Heggen. Anastasiia Panchuk und Tochter Nadia mussten aus der Ukraine flüchten. Es ist das erste Weihnachtsfest ohne die Familie - in der Fremde.

Normalerweise würde Anastasiia Panchuk an Heiligabend mit ihrer Familie zusammen sein. Zuhause, wo es warm und gemütlich ist. Mit dem bunt beleuchteten Tannenbaum. Normalerweise würde sie mit ihren Verwandten an einem langen Tisch sitzen und sich gegenseitig das Essen reichen. Mit ihnen sprechen, lachen und die gemeinsame Zeit feiern. Normalerweise. Aber in diesem Jahr ist nichts normal für Anastasiia Panchuk. Die 35-Jährige ist mit ihrer fünfjährigen Tochter Nadia aus der Ukraine geflohen.
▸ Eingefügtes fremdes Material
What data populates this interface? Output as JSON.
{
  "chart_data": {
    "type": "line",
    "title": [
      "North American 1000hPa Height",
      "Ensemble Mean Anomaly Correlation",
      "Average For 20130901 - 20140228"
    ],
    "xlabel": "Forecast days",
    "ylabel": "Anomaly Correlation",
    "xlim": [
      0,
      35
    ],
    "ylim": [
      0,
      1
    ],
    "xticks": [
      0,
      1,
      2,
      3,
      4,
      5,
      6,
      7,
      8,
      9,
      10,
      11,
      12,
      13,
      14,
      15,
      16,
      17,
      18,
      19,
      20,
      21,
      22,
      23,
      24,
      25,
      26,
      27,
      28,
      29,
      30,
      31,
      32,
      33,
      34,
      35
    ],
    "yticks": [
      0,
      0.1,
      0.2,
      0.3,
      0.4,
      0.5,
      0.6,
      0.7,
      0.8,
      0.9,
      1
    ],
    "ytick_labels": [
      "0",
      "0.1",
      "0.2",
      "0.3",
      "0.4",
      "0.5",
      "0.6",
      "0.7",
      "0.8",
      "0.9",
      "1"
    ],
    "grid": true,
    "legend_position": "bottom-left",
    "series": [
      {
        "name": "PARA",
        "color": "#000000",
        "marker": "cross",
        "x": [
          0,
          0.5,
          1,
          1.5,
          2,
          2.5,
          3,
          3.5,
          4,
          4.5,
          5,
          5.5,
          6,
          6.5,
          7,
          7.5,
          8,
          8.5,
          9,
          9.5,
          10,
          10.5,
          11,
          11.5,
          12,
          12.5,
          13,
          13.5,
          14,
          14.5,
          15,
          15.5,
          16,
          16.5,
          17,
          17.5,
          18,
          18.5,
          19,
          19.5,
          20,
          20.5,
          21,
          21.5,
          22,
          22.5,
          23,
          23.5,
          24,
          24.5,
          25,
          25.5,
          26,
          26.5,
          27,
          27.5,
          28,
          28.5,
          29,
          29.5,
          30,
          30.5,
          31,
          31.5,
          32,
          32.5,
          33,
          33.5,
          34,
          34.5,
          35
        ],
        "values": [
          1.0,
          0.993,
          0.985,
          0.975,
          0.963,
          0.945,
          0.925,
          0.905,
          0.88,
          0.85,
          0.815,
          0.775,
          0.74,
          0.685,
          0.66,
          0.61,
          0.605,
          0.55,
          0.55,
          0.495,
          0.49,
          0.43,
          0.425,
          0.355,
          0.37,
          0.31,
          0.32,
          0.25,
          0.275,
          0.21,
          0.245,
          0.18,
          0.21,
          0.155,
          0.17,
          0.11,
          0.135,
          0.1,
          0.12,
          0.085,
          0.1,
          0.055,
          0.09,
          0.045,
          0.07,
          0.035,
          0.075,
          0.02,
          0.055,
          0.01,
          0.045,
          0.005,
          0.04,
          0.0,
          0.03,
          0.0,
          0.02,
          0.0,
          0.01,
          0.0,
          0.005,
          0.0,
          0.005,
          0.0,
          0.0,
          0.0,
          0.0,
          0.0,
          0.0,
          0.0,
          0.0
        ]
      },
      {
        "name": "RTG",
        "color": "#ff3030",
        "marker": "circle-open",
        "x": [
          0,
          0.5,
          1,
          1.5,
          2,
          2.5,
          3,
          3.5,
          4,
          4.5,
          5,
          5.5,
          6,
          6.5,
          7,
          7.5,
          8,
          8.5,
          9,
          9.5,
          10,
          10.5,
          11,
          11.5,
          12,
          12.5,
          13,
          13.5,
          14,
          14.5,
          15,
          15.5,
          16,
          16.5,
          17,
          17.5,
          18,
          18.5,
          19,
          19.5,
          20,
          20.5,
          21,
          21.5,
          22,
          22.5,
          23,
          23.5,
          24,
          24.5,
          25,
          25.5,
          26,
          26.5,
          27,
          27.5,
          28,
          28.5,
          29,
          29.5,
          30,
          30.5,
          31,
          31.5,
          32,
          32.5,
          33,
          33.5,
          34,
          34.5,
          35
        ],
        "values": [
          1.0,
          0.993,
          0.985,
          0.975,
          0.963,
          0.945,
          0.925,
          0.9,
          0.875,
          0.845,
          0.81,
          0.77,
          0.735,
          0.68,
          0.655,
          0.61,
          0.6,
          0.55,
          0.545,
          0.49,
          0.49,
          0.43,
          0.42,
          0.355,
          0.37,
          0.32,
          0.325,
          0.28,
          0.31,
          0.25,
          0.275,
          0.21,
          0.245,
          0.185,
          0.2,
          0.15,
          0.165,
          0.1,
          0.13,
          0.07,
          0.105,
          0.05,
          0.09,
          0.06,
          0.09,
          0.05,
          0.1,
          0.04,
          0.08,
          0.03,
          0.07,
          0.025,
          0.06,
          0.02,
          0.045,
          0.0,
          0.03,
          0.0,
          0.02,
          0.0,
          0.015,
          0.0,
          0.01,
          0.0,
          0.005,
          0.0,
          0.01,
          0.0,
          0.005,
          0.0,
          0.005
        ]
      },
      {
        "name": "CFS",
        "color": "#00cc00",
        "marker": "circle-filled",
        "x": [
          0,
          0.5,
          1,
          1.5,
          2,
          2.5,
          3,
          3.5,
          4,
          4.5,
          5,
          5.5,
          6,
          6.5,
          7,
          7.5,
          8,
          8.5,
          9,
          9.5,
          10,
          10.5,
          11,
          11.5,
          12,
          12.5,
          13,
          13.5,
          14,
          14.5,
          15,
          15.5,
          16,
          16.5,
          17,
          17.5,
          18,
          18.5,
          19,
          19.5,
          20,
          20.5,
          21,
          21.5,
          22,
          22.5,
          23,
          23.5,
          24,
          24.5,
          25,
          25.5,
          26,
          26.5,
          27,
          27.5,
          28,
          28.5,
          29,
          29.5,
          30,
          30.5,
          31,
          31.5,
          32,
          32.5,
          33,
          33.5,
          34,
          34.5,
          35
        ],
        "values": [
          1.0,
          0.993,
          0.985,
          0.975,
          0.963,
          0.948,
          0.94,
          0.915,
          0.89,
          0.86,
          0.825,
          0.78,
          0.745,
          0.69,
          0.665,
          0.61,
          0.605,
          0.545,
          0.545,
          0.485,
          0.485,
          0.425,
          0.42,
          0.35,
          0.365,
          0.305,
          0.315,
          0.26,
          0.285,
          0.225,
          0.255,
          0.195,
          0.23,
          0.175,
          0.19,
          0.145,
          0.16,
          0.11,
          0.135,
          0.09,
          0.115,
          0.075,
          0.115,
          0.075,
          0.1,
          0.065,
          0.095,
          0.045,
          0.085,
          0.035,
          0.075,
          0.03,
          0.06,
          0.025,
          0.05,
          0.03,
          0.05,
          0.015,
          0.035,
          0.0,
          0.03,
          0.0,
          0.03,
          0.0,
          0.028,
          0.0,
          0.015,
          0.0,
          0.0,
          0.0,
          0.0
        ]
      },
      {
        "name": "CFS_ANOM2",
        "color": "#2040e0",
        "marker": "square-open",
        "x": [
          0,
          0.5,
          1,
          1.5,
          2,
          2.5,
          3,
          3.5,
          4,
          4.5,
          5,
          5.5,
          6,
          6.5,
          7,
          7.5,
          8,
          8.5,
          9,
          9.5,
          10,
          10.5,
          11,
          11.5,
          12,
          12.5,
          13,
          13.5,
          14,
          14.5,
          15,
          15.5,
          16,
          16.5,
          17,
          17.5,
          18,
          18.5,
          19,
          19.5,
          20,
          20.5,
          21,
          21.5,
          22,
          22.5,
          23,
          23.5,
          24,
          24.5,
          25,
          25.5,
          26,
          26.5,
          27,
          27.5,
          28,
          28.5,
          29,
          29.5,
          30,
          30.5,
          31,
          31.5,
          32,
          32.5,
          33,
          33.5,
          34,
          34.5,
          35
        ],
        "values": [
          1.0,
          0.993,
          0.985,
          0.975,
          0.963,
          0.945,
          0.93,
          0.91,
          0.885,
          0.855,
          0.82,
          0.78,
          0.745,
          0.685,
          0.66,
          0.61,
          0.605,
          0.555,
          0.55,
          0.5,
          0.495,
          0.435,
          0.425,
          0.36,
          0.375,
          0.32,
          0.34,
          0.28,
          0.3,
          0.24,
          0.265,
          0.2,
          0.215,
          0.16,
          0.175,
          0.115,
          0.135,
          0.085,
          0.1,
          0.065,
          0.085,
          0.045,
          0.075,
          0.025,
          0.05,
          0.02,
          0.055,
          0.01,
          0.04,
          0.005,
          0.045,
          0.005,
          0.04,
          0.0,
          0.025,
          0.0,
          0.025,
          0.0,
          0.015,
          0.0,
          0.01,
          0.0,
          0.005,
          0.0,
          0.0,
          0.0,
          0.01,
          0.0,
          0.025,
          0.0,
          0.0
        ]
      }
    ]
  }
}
Aus Mykolajiw, ihrer Heimatstadt. Sie haben Krieg, Vernichtung und Mord hinter sich gelassen und Asyl in Heggen gefunden. Doch die Angst ist geblieben. Sie sorgen sich um ihre Liebsten, die in der Ukraine zurückgeblieben sind. Vor allem um Michailo (35), Anastasiias Mann und Nadias Vater.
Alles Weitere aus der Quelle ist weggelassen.